Histologic sections demonstrate a well-circumscribed but unencapsulated submucosal nodule directly abutting the mucosa. The lesion shows zones of loosely organized oval, spindle to stellate cells embedded in a pale, edematous stroma alternating with relatively densely cellular areas in which the cells are separated by wispy collagen strands and bundles. There is some variability from slide to slide and not all slides contain areas with a cellular stroma. Cells have opened chromatin, inconspicuous nucleoli, with indistinct delicate pale to eosinophilic cytoplasm. There is a mild degree of cytomorphologic variability but no overt pleomorphism or atypia. Mitotic figures are not easily found. Rare multinucleated cells can be identified. There are numerous small to medium-sized vessels evenly distributed throughout the lesion, many of which are hyalinized. More dilated and ectatic vessels are focally present, especially at the periphery. The lesional cells are positive for CD34 by immunohistochemistry but negative for desmin and S100. Taken together, the gross, histologic and immunohistochemical features are consistent with cellular angiofibroma.

Cellular angiofibroma (CAF) is an uncommon benign mesenchymal neoplasm of the vulvovaginal and inguinoscrotal region in women and men. Some authors consider this tumor to be synonymous with angiomyofibroblastoma while others regard them as distinct entities. Rare cases occurring at extra-genital sites like the eye and knee are described in the literature. While most cases arise in the subcutis, about 10% are dermally based. The lesion occurs most commonly in women between 40 to 50 years of age while men are affected at an older age (60-70 years); however, CAFs have been described in a wide age group (20 to 80 years). Clinically, CAFs may present with mild swelling and tenderness but most frequently as an asymptomatic polypoid or nodular mass of variable duration. Most patients seek medical treatment within a few weeks of noticing the lesion. In women, the most common clinical impression is that of a Bartholin gland or labial cyst with average size of 3 cm. Similarly, CAFs in men most often present as a painless, slowing enlarging mass in the scrotal/paratesticular region or inguinal/groin area. They are often found in the subcutis and on average tend to be somewhat larger (7 cm) than those typically seen in women. Rarely, CAFs may reach very large sizes. A notable example is a 25 cm CAF removed from the retroperitoneum of a 60-year-old man. Grossly, CAFs are well circumscribed and can be surrounded by a thin, compressed fibrous pseudocapsule. The cut surface is white-tan to grayish with solid to partly gelatinous or cystic areas. Foci of hemorrhage and necrosis are exceptionally rare. To date, clinical follow-up indicates a benign course without recurrence or metastasis.

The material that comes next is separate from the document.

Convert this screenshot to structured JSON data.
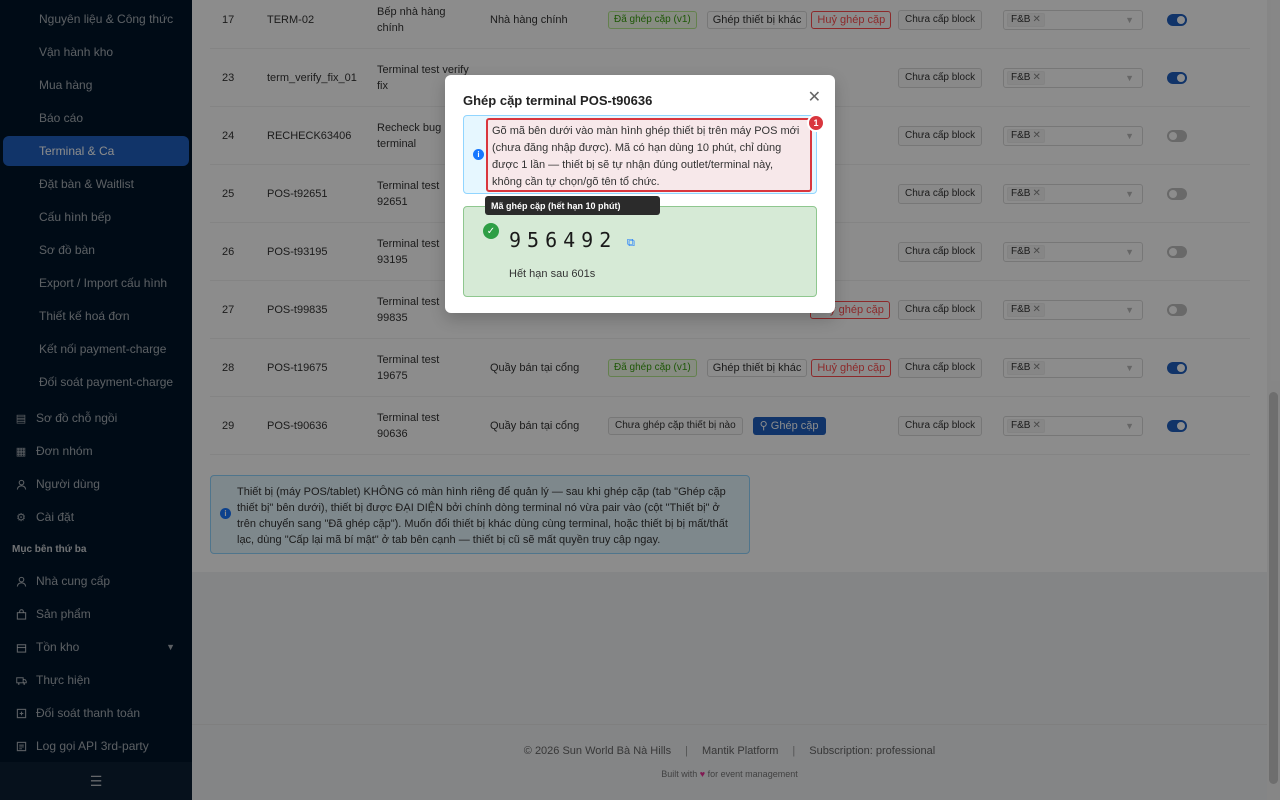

Microscopically, CAFs consist of cytologically bland oval to short spindle and somewhat bipolar dendritic cells evenly dispersed throughout a distinctively vascular stroma that may range from edematous (like in the current case) to delicate pale fibrous to collagenous and hyalinized. Myxoid changes can be seen in about 10% of CAFs and are usually focal. The spindle cells in CAFs bear a strong resemblance to lesional cells of spindle cell lipoma. Interestingly, intralesional adipose tissue is present in about 20% of CAFs and occupies anywhere from 30-50% of the tumor. Occasionally, cells form short intersecting or palisading fascicles, but otherwise are not arranged in any characteristic secondary structure. Some cases show a vague multinodular pattern with alternating hypo- and hypercellular areas. Occasionally the lesion may show mild cytologic atypia and rare multinucleated cells may be noted. Mitotic figures can be minimal (<1/10 hpf) or as high as 10/10 hpf but never atypical. The vessels in CAFs are mostly small to medium size with opened round lumina and distinctive intramural hyalinization. More dilated, hemangiopericytoma-like vessels may occasionally be found coursing through the lesion, but more frequently they remain at the periphery.

Immunohistochemistry plays a limited role in the diagnostic workup of CAFs, but may be helpful in excluding some histologic mimics. The spindle cells of CAF are positive for CD34 (46-75%), ER (20-50%), PR (20-90%), SMA (17-25%), and infrequently desmin (8%). S100 is consistently negative. Mucicarmine is negative or only minimally positive.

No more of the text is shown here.